Many great halls survive. Two very large surviving royal halls are Westminster Hall and the Vladislav Hall in Prague Castle (although the latter was only used for public events, never used as a great hall here described). Penshurst Place in Kent, England has a little altered 14th century example. Surviving 16th and early 17th century specimens in England, Wales and Scotland are numerous, for example those at Longleat (England), Burghley House (England), Bodysgallen Hall (Wales), Muchalls Castle (Scotland) and Crathes Castle (Scotland); however, by the late 18th century the great hall was beginning to lose its purpose. The greater centralization of power in royal hands meant that men of good social standing were less inclined to enter the service of a lord in order to obtain his protection. As the social gap between master and servant grew, there was less reason for them to dine together and servants were banished from the hall. In fact, servants were not usually allowed to use the same staircases as nobles to access the great hall of larger castles in early times; for example, the servants' staircases are still extant in places such as Muchalls Castle. The other living rooms in country houses became more numerous, specialized and important, and by the late 17th century the halls of many new houses were simply vestibules, passed through to get to somewhere else, but not lived in. Other great halls like that at Bank Hall in Lancashire were downsized to create two rooms.
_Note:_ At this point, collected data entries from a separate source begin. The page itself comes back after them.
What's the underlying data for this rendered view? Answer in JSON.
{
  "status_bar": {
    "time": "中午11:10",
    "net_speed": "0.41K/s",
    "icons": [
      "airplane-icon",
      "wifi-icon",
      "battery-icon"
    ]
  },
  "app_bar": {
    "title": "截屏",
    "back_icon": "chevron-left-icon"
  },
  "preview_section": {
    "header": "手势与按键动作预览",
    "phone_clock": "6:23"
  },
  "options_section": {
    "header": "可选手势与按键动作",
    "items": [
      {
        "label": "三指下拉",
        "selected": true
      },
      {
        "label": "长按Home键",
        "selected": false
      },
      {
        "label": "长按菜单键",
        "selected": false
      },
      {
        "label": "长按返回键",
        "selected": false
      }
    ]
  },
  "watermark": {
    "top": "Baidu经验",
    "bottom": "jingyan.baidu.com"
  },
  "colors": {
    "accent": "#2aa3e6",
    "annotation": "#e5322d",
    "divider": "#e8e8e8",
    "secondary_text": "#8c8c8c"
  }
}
Many colleges at Durham, Cambridge, Oxford and St Andrews universities have halls on the great hall model which are still used as dining rooms on a daily basis, the largest in such use being that of University College, Durham. So do the Inns of Court in London and King's College School in Wimbledon. The "high table" (often on a small dais at the top of the hall, farthest away from the screens passage) seats dons (at the universities) and Masters of the Bench (at the Inns of Court), whilst students (at the universities) and barristers or students (at the Inns of Court) dine at tables placed at right angles to the high table and running down the body of the hall, thus reproducing the hierarchical arrangement of the medieval household.